Ma allora dove sta la ragione delle mancate forniture in quantità che la Commissione aveva predisposto con preordini miliardari ai vari fabbricanti, puntando su almeno sei fornitori diversi: la risposta è il tema delle fabbriche che non sono oggi pronte a produrre le quantità richieste perché, rispetto ai piani, sono saltati alcuni fornitori (la Joint Venture fra GSK e Sanofi ha fallito lo sviluppo della prima generazione di vaccini antigenici e non sarà pronta prima di fine anno e AstraZeneca oltre a problemi vari che ne hanno ritardato l’approvazione in Europa, non ha fabbriche in Europa continentale pronte e quella inglese lavora a tempo pieno per soddisfare i bisogni della UK post Brexit e poi anche J&J è in ritardo) e le fabbriche americane lavorano solo per gli ordini Usa, le inglesi per UK, così come fanno i Cinesi per i loro bisogni.

Insomma come previsto il tema produttivo è dove l’Unione Europea post Brexit rischia di perdere la propria capacità di aggregatore: ora sotto l’enorme pressione, i produttori BioNtech/Pfizer e Moderna stanno cercando una soluzione di maggiore manifattura in Europa, con un intervento sulla fabbrica belga di Pfizer che però obbliga a minor produzione a breve e con Moderna che sta cercando di produrre, oltre che presso il terzista svizzero Lonza, già in pista, anche presso terzisti spagnoli e francesi ma ci vorrà comunque un certo tempo (mesi) per soddisfare quello che servirebbe oggi.

Insomma, per l’Italia e l’Unione Europea è il momento di guardare a tutto tondo il tema delle forniture di vaccini e cure, sviluppando un programma coordinato di nuovi impianti e strutture industriali: è semplicistico scaricare il problema sulle aziende e non porterebbe molto lontano andare tutti in ordine sparso, con questo o quel paese che si fa promotore di impianti in fretta e furia (vedi la nuova fabbrica in preparazione in Germania con fondi nazionali). L’Italia con la sua importante base di competenza e di manifatturiera farmaceutica e con una grande storia nei vaccini può essere il cardine di questa progettualità ma deve muoversi in fretta, con proprie iniziative pubblico-private e ponendo da subito ai partner comunitari la sfida della cooperazione industriale anche nell’ambito del nostro PNRR (Recovery Plan).
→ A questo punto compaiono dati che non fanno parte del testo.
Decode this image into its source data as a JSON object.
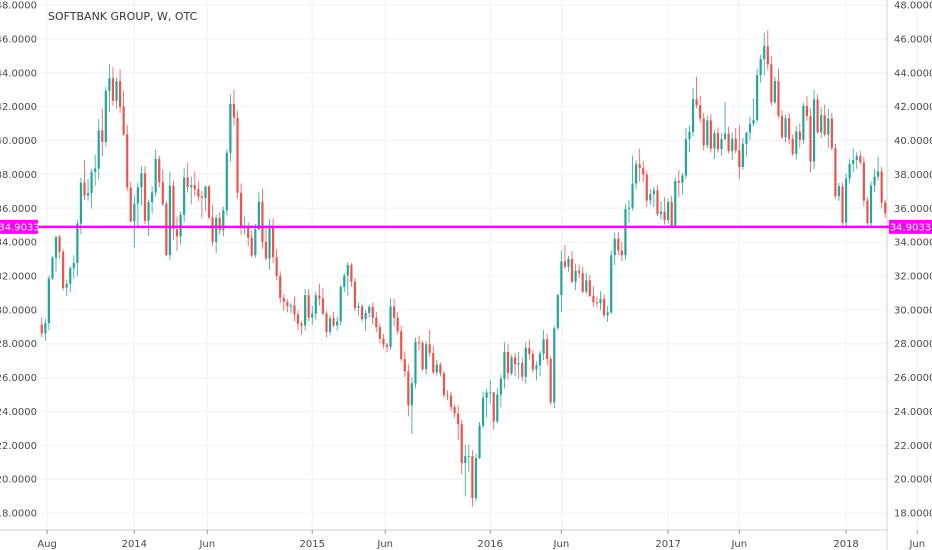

Non va infatti dimenticato che si sta oramai formando a livello scientifico la convinzione che dovremo convivere con l’epidemia da COVID19 per molto tempo, secondo una modalità più simile all’esperienza della gestione delle influenze, con le loro varianti annuali che obbligano a rivaccinarsi, rispetto ai virus, come il Morbillo che non mutando, sono oggi molto ben gestiti con le vaccinazioni infantili. In altre parole, i vaccini e le cure contro il COVID19 serviranno per moltissimi anni, con la capacità di adeguarli alle varianti virali che via via emergeranno  e quindi la ricerca e l’industria del settore rimarranno in piedi e ogni investimento nel settore sarà strategico per tutti e in primis per l’Italia.